Menin Road South Military Cemetery is a Commonwealth War Graves Commission burial ground for the dead of the First World War located near Ypres, on the Western Front.

The cemetery grounds were assigned to the United Kingdom in perpetuity by King Albert I of Belgium in recognition of the sacrifices made by the British Empire in the defence and liberation of Belgium during the war.

==Foundation==
The cemetery lies to one side of the infamous Menin Road. The road ran from Ypres to the front line at a point which effectively remained static for almost the entire war. The cemetery therefore remained an Allied possession throughout the war.

It was founded in January 1916 and was used until summer 1918. After the Armistice, the neighbouring Menin Road North cemetery was concentrated into this cemetery, with additional concentration from single battlefield graves from the front itself.

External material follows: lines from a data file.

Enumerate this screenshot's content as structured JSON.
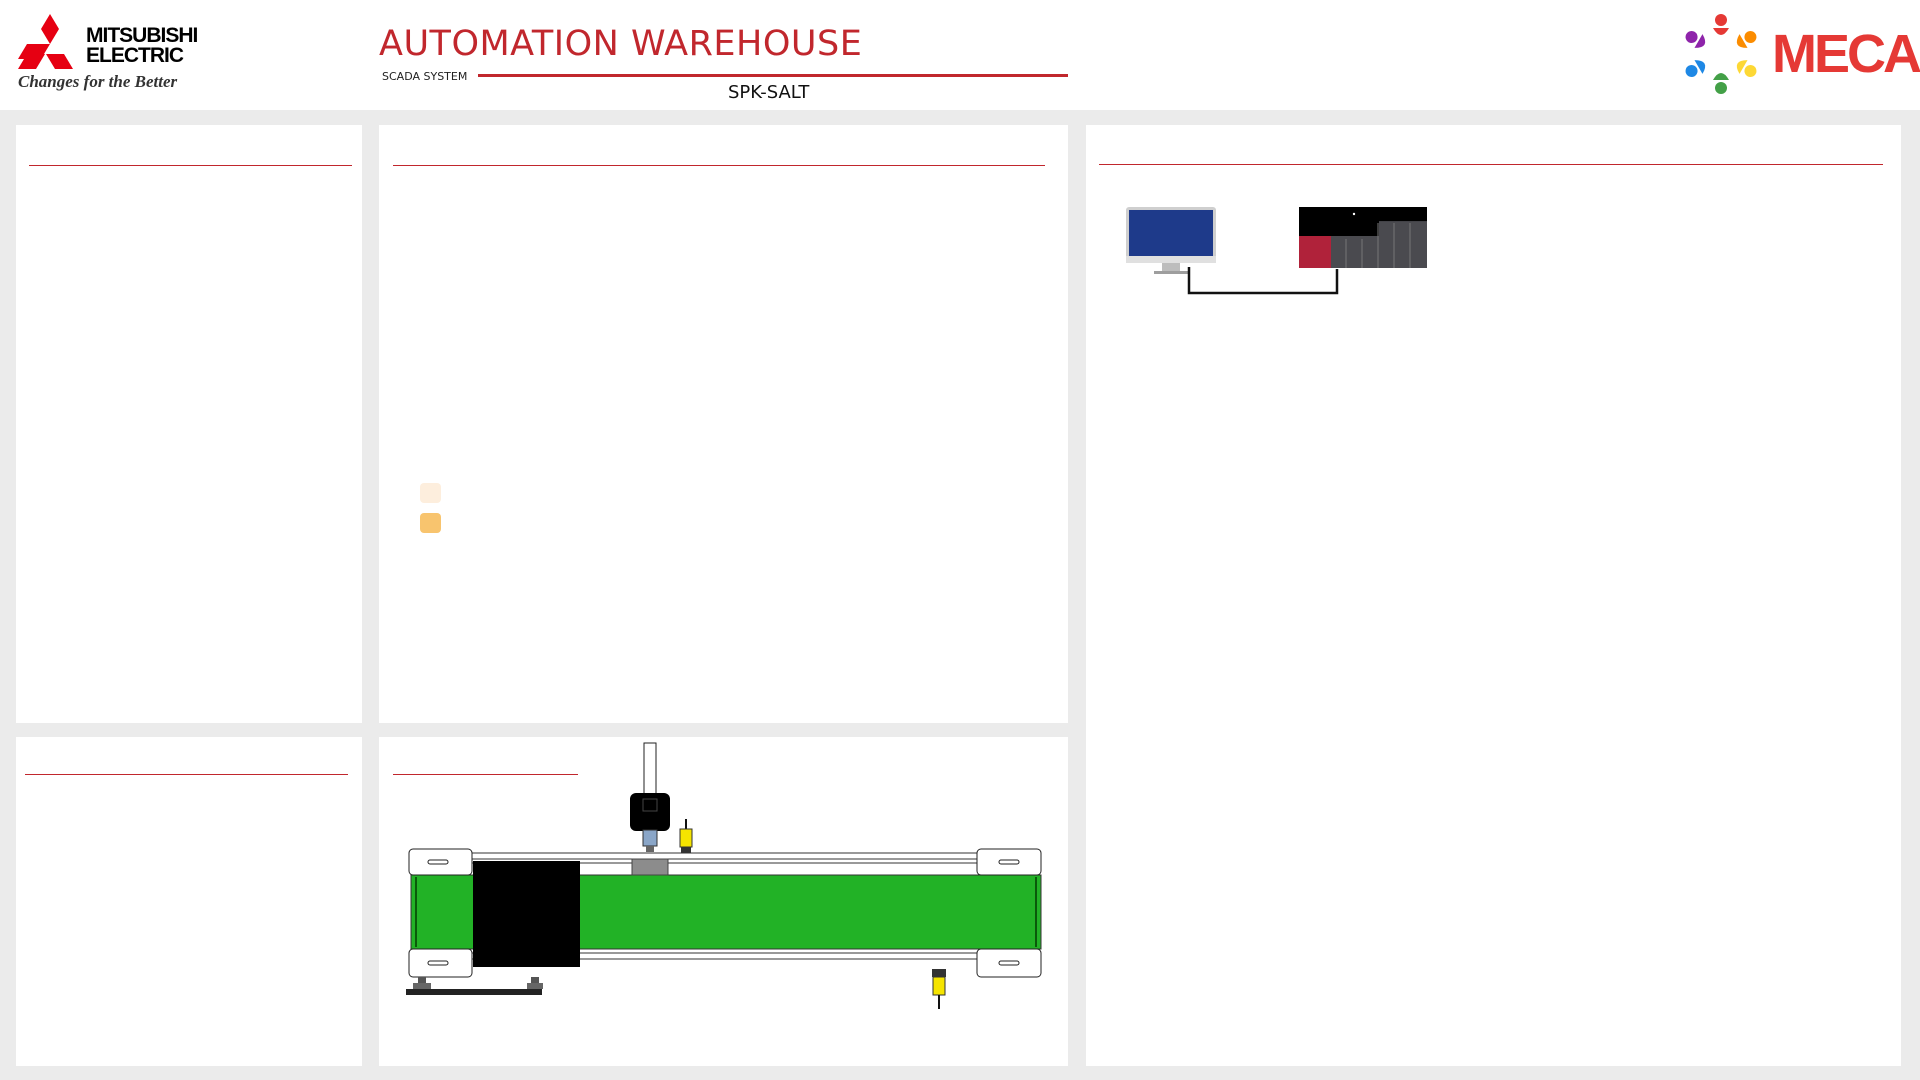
{
  "header": {
    "brand_line1": "MITSUBISHI",
    "brand_line2": "ELECTRIC",
    "slogan": "Changes for the Better",
    "title": "AUTOMATION WAREHOUSE",
    "subtitle": "SCADA SYSTEM",
    "station": "SPK-SALT",
    "partner_logo_text": "MECA"
  },
  "colors": {
    "accent_red": "#c1272d",
    "conveyor_belt": "#22b226",
    "sensor_yellow": "#f5e400",
    "indicator_light": "#fdeedd",
    "indicator_dark": "#f8c46e",
    "monitor_screen": "#1e3a8a",
    "plc_red": "#b0223a"
  },
  "icons": {
    "brand": "mitsubishi-diamond-logo",
    "partner": "meca-flower-logo",
    "computer": "desktop-monitor-icon",
    "plc": "plc-rack-icon"
  }
}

The cemetery was designed by Sir Reginald Blomfield.

==Special memorials==
The cemetery has 79 "special memorials". In the form of stone obelisks or just headstones with special notations, they record the names of 24 soldiers known or believed to be buried in the cemetery and a further 54 whose graves were lost in later fighting or could not be found after the war. As these are known casualties (not "missing"), they are included in the total figure for burials in the cemetery and are not recorded on the Menin Gate.

==Notable graves==
The cemetery holds the grave of acting-Captain Thomas Riversdale Colyer-Fergusson, of the Northamptonshire Regiment who was awarded the Victoria Cross, the highest award for valour "in the face of the enemy" in the Commonwealth.